Es liegt auch sicher nicht an der Internetverbindung. 

Kann es an den Ports im Router liegen? Und wenn ja, warum hat es dann vorher geklappt und auf einmal nicht mehr? Warum ist überhaupt ständig irgendein Mist und NICHTS kann einfach mal auf anhieb und zu 100% funktionieren??? 

Liebe PCG Comunity, ihr seid unsere letzte Hoffnung! Wir sind soooo treue Abonenten und belästigen nur ungern mit sowas aber vielleicht kann ja jemand helfen...

Liebe Grüße, 

Marc


----------



## Herbboy (8. Mai 2011)

*AW: Verbindungsproblem Call of Duty: Black Ops Zombie Modus / Überlebenskampf*

Kannst das auch mal mit einem anderen Spieler testen? Und wie oft hab ihr es versucht? Kann natürlich auch nur sein, dass da grad nur ein Problem mit den Servern oder so ist?


----------



## U-Banhfahrer (9. Mai 2011)

*AW: Verbindungsproblem Call of Duty: Black Ops Zombie Modus / Überlebenskampf*

Tach,

hatte auch so meine Problemchen mit dem Spiel ( mal ging es einwandfrei, dann war plötzlich nichts mehr möglich usw.)

Schau mal bitte in dieser Anleitung nach, hat bei mir geholfen ( bis jetzt    )

http://www.tobias-hartmann.net/2010/11/call-of-duty-black-ops-ports-fur-multiplayer-freischalten-forwarden/


----------



## P-A-R-Z-I-V-A-L (9. Mai 2011)

*AW: Verbindungsproblem Call of Duty: Black Ops Zombie Modus / Überlebenskampf*



Herbboy schrieb:


> Kannst das auch mal mit einem anderen Spieler testen? Und wie oft hab ihr es versucht? Kann natürlich auch nur sein, dass da grad nur ein Problem mit den Servern oder so ist?


Haben es sehr oft versucht. Diverse reboots haben auch nichts geholfen    Vor einiger Zeit haben wir noch mit jemand 3. gespielt, wo das problem auch auftauchte.

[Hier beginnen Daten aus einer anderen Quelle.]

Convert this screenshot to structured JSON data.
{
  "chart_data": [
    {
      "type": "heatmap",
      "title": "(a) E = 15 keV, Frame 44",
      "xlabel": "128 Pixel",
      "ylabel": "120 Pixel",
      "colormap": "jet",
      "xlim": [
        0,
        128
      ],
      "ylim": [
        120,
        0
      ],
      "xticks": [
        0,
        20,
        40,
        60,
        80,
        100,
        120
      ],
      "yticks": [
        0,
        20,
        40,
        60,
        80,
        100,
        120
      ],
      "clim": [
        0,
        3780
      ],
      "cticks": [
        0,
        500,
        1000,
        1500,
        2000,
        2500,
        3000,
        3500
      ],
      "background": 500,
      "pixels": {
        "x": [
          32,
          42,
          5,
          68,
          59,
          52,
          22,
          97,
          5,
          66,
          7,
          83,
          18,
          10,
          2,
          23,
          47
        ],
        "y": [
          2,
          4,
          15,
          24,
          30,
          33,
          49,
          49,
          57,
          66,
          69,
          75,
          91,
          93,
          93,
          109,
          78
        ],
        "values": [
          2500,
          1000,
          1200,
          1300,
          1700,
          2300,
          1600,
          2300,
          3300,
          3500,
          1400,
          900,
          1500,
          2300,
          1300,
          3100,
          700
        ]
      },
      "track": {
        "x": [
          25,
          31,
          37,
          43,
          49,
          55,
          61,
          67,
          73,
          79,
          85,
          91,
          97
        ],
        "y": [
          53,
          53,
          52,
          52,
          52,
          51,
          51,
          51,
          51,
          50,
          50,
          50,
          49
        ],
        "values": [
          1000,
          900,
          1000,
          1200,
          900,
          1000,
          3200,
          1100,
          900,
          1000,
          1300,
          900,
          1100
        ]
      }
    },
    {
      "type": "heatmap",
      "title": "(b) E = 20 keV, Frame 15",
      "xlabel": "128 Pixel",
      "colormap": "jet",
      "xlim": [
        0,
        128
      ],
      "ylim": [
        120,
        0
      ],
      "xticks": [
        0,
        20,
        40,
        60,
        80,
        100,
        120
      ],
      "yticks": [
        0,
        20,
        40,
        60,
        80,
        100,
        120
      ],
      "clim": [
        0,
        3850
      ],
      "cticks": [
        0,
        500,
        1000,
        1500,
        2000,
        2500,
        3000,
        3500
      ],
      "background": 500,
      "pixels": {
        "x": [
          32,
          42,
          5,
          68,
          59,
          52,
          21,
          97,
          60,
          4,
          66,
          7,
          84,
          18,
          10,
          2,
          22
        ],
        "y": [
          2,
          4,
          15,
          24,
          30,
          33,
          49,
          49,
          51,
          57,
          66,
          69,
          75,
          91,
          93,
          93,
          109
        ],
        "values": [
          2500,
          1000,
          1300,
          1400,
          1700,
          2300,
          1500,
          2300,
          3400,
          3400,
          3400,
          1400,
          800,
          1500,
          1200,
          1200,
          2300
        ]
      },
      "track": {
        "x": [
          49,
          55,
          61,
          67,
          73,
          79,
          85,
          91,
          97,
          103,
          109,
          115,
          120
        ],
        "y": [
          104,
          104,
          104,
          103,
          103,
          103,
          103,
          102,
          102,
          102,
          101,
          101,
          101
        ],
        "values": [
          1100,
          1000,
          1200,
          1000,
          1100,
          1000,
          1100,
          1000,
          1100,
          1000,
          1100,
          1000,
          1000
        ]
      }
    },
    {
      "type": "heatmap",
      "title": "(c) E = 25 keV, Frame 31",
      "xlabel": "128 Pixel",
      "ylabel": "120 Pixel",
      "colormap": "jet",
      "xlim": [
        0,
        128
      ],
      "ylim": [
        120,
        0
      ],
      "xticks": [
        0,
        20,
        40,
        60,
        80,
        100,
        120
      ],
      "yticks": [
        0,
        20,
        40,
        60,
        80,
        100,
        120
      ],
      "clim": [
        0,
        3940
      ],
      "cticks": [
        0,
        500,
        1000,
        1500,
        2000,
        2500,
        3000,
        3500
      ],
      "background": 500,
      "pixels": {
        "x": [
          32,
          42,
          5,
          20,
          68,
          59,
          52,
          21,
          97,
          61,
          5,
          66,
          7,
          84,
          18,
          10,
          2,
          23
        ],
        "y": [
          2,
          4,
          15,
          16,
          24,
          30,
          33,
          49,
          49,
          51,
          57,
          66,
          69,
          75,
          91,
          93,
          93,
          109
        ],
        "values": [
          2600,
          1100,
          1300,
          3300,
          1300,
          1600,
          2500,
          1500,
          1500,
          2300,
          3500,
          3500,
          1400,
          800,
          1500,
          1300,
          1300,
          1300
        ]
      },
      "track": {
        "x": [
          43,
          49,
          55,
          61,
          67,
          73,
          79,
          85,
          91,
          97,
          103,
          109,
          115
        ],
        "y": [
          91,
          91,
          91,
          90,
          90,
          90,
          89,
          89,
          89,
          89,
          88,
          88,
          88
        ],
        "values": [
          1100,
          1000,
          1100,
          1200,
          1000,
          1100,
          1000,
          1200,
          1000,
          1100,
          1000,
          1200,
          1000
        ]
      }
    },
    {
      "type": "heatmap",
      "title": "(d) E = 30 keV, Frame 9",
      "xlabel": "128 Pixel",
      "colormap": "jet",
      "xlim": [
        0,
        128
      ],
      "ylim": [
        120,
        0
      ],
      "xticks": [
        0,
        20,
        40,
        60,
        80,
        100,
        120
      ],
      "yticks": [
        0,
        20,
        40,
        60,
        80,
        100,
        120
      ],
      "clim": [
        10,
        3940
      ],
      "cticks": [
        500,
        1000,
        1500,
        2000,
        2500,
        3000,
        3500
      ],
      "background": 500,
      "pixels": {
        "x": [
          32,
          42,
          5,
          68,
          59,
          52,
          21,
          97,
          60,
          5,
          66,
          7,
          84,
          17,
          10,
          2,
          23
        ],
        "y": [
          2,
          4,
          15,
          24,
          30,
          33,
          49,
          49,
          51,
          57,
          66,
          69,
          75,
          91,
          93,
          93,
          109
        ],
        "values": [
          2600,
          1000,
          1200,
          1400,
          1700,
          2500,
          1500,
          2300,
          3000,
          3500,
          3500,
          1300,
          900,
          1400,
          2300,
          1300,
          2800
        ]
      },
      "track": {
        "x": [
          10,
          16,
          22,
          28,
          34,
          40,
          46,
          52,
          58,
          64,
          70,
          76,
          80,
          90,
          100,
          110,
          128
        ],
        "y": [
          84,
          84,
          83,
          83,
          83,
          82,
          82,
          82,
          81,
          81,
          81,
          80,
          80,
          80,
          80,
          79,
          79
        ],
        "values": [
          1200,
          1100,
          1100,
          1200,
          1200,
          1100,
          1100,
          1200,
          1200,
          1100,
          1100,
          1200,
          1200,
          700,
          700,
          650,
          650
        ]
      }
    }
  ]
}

Liegt aber eine lange Pause dazwischen und hatten es längst vergessen...bis gestern.

Stutzig macht mich aber, dass im Internet oft von diesem Problem berichtet wird, jedoch niemand eine Lösung hat.

@U-Bahnfahrer: Das mit den Ports hab ich im Internet auch schon gefunden (es wurden lediglich zusätzliche/andere genannt) jedoch differenziert mein Speedport W 303V Typ A zwischen Port-Umleitung, -Öffnung und -Weiterleitung. Bei Port-Öffnung verlangt er neben den zu öffnenden Ports (jeweils eine Zeile für UDP und TCP) auch einen "Port" sowie die Auswahl eines Protokolls (UDP oder TCP) unter dem Stichwort "Tiggering". Dazu ist in der Anleitung aber nichts vermerkt und wenn ich ein Protokoll auswähle und "Port" leer lasse oder einfach irgendwas eintrage beschwert sich das Konfigurationsprogramm...

OKAY EDIT: aaaalso, nach genaum Lesen habe ich das Wort "weiterleiten" gefunden und bei Port-Weiterleitung werden keine Angaben zu "Tiggering" verlangt. Habe alles eingetragen und werde sehen obs jetzt funktioniert...


----------



## P-A-R-Z-I-V-A-L (10. Mai 2011)

*AW: Verbindungsproblem Call of Duty: Black Ops Zombie Modus / Überlebenskampf*

Also eine endgültige Lösung kann es nicht sein, bzw. löst sie das Problem nur oberflächlich. Nach dem Eintragen der Regeln im Router hat es direkt funktioniert. Nach einer Pause eine weile später war das Problem wieder da. Darauf hin habe ich die anderen Ports, die ich im Internet außerdem fand, hinzugefügt. Und es ging wieder. Dann wieder nicht mehr. 

Ich habe mir gedacht vielleicht liegt es ja an MEINEM Router und immer, wenn ich dran "rumwurschtle" geht's danach. Ich hab also die Regeln alle deaktiviert und wieder aktiviert. UND SIEHE DA: wir konnten wieder spielen.

Jetzt kann man natürlich nur spekulieren, ob es wirklich an meinem Router liegt, nur Zufall war oder das Problem ganz und gar wo anders liegt und ich durch meine Aktivität unterbewusst immer was geändert habe....

Ich glaube, das ist der Grund warum sich viele einfach nur noch hinter eine Konsole setzen...oder gibt'sda solche Probleme etwa auch?


----------



## Herbboy (10. Mai 2011)

*AW: Verbindungsproblem Call of Duty: Black Ops Zombie Modus / Überlebenskampf*

Bei Konsolen ist es halt so, dass es da kein angreifbares Windows und wichtige Daten usw. gibt, die man "hacken" könnte, daher kann es gut sein, dass die Konsolen Ports benutzen, die eh immer offen sind. Auch weil man ja über Konsole nur schwer nen Router konfigurieren kann, das wäre also auch kompliziert, wenn man da erst Regeln ändern müsste im Routermenü. 

Aber ich vermute, dass 99% der Konsolennutzer noch nie was von "Ports" und "Routeregeln" gehört haben, d.h. die Sache mit Routerregeln usw. ist IMHO sicher nicht der Grund, warum Leute Konsolen nutzen bzw. auf eine Konsole umsteigen


----------